Chad McAllister’s[Prospectus Version] – The population to be explored includes users who are involved in specifying requirements for IS and developers who create information systems. An opportunity sample will be used consisting of three to four companies that meet the following criteria:
- Sufficient size to create NGT groups of users and developers.
- A publicly-traded company performing in the top 49% of its industry group (a measure of success determined by the stock market).
- Each company will be from a different industry to obtain a broader perspective.
NGT will be used to generate the factors from both user and developer groups. NGT is a consensus generating technique often used in small groups of six to 12 participants. NGT ensures that each participant has a voice in the group and that all participants are equal in their contributions. The size of the sample is based on the work of Griffin and Hauser (1993) and related research, which determined that 20-30 participants can express 90% or more of the factors. Consequently, three to four NGT small groups of users are expected to capture at least 90% of the factors users believe contribute to misunderstanding requirements. The same is true for developers, resulting in three to four user-developer pairs of NGT small groups. The NGT is expected to involve two hours with each small group. NGT itself is a bias-limiting approach that helps to reduce the influence of the facilitator. As part of the approach, a standard introduction will be used for each group that describes the ground rules and the approach. Also, selecting pairs of small groups from the same company improves validity by implicitly controlling variables that may impact differences in factors between users and developers, such as different software development methodologies, definitions of quality, and the like. After collecting the factors from users and developers via NGT, two aggregated lists will be created—one for users and the other for developers. Two web-based survey instruments will be used to weight the importance of the factors. One will contain the user factors and users will be asked to complete the survey. The other will contain developer factors and developers will be asked to complete the survey. The survey participants will be the same individuals who participated in the NGT small groups.

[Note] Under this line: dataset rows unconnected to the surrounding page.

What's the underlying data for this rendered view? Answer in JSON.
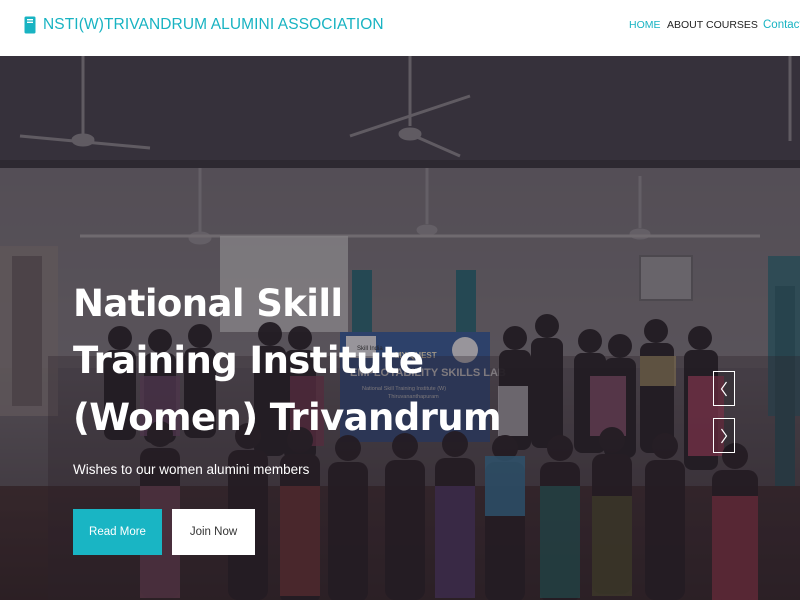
{
  "header": {
    "brand": "NSTI(W)TRIVANDRUM ALUMINI ASSOCIATION",
    "brand_icon": "book-icon",
    "brand_color": "#18b3c2",
    "nav": [
      {
        "label": "HOME",
        "active": true
      },
      {
        "label": "ABOUT",
        "active": false
      },
      {
        "label": "COURSES",
        "active": false
      }
    ],
    "contact_label": "Contact"
  },
  "hero": {
    "title": "National Skill Training Institute (Women) Trivandrum",
    "subtitle": "Wishes to our women alumini members",
    "buttons": {
      "primary_label": "Read More",
      "secondary_label": "Join Now"
    },
    "banner": {
      "line1": "MY QUEST",
      "line2": "EMPLOYABILITY SKILLS LAB",
      "line3": "National Skill Training Institute (W)",
      "line4": "Thiruvananthapuram",
      "logo_text": "Skill India"
    },
    "accent_color": "#19b5c4",
    "prev_icon": "chevron-left-icon",
    "next_icon": "chevron-right-icon"
  }
}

- Develop a measurement plan for the variables in the research questions and hypotheses.
- Develop a data collection plan including instruments and sampling strategy.

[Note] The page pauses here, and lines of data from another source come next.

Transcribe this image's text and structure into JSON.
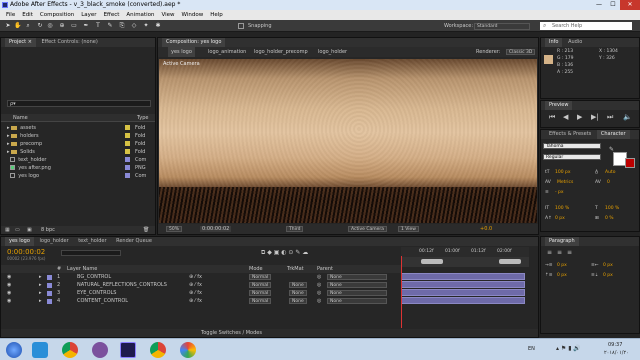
{
  "window": {
    "title": "Adobe After Effects - v_3_black_smoke (converted).aep *",
    "min": "—",
    "max": "☐",
    "close": "✕"
  },
  "menu": [
    "File",
    "Edit",
    "Composition",
    "Layer",
    "Effect",
    "Animation",
    "View",
    "Window",
    "Help"
  ],
  "toolbar": {
    "snapping": "Snapping",
    "workspace_label": "Workspace:",
    "workspace_value": "Standard",
    "search": "Search Help"
  },
  "project": {
    "tabs": [
      "Project ×",
      "Effect Controls: (none)"
    ],
    "search_placeholder": "ρ▾",
    "headers": {
      "name": "Name",
      "type": "Type"
    },
    "items": [
      {
        "name": "assets",
        "type": "Fold",
        "kind": "folder",
        "color": "#d6c244"
      },
      {
        "name": "holders",
        "type": "Fold",
        "kind": "folder",
        "color": "#d6c244"
      },
      {
        "name": "precomp",
        "type": "Fold",
        "kind": "folder",
        "color": "#d6c244"
      },
      {
        "name": "Solids",
        "type": "Fold",
        "kind": "folder",
        "color": "#d6c244"
      },
      {
        "name": "text_holder",
        "type": "Com",
        "kind": "comp",
        "color": "#8a8ad6"
      },
      {
        "name": "yes after.png",
        "type": "PNG",
        "kind": "file",
        "color": "#8a8ad6"
      },
      {
        "name": "yes logo",
        "type": "Com",
        "kind": "comp",
        "color": "#8a8ad6"
      }
    ],
    "bpc": "8 bpc"
  },
  "composition": {
    "tab": "Composition: yes logo",
    "breadcrumbs": [
      "yes logo",
      "logo_animation",
      "logo_holder_precomp",
      "logo_holder"
    ],
    "renderer_label": "Renderer:",
    "renderer_value": "Classic 3D",
    "active_camera_label": "Active Camera",
    "footer": {
      "zoom": "50%",
      "time": "0:00:00:02",
      "resolution": "Third",
      "camera": "Active Camera",
      "views": "1 View",
      "exposure": "+0.0"
    }
  },
  "info": {
    "tabs": [
      "Info",
      "Audio"
    ],
    "r": "R : 213",
    "g": "G : 179",
    "b": "B : 136",
    "a": "A : 255",
    "x": "X : 1304",
    "y": "Y : 326",
    "swatch": "#d5b388"
  },
  "preview": {
    "tab": "Preview"
  },
  "effects": {
    "tabs": [
      "Effects & Presets",
      "Character"
    ],
    "font": "Tahoma",
    "style": "Regular",
    "size": "100 px",
    "leading": "Auto",
    "kerning": "Metrics",
    "tracking": "0",
    "px": "- px",
    "vscale": "100 %",
    "hscale": "100 %",
    "baseline": "0 px",
    "tsume": "0 %"
  },
  "paragraph": {
    "tab": "Paragraph",
    "indent1": "0 px",
    "indent2": "0 px",
    "space1": "0 px",
    "space2": "0 px"
  },
  "timeline": {
    "tabs": [
      "yes logo",
      "logo_holder",
      "text_holder",
      "Render Queue"
    ],
    "timecode": "0:00:00:02",
    "frames": "00002 (23.976 fps)",
    "headers": {
      "num": "#",
      "layer": "Layer Name",
      "mode": "Mode",
      "trkmat": "TrkMat",
      "parent": "Parent"
    },
    "ruler": [
      "00:12f",
      "01:00f",
      "01:12f",
      "02:00f"
    ],
    "layers": [
      {
        "num": "1",
        "name": "BG_CONTROL",
        "mode": "Normal",
        "trk": "",
        "parent": "None"
      },
      {
        "num": "2",
        "name": "NATURAL_REFLECTIONS_CONTROLS",
        "mode": "Normal",
        "trk": "None",
        "parent": "None"
      },
      {
        "num": "3",
        "name": "EYE_CONTROLS",
        "mode": "Normal",
        "trk": "None",
        "parent": "None"
      },
      {
        "num": "4",
        "name": "CONTENT_CONTROL",
        "mode": "Normal",
        "trk": "None",
        "parent": "None"
      }
    ],
    "footer": "Toggle Switches / Modes"
  },
  "taskbar": {
    "lang": "EN",
    "time": "09:37",
    "date": "۲۰۱۸/۰۱/۲۰"
  }
}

- Determine if a pilot test is needed.
- Support your discussion with solid peer-reviewed references and research methods texts.
Align and Integrate
- The data collection methods (measurement, sampling, and data collection plan) should provide the data needed by the data analysis phase.
- The data collection methods should be derived from and consistent with the overall approach.
- As with all the components of the research methodology, the data collection methods should be appropriate for the variables, relationships, context, and so forth identified in the conceptual framework.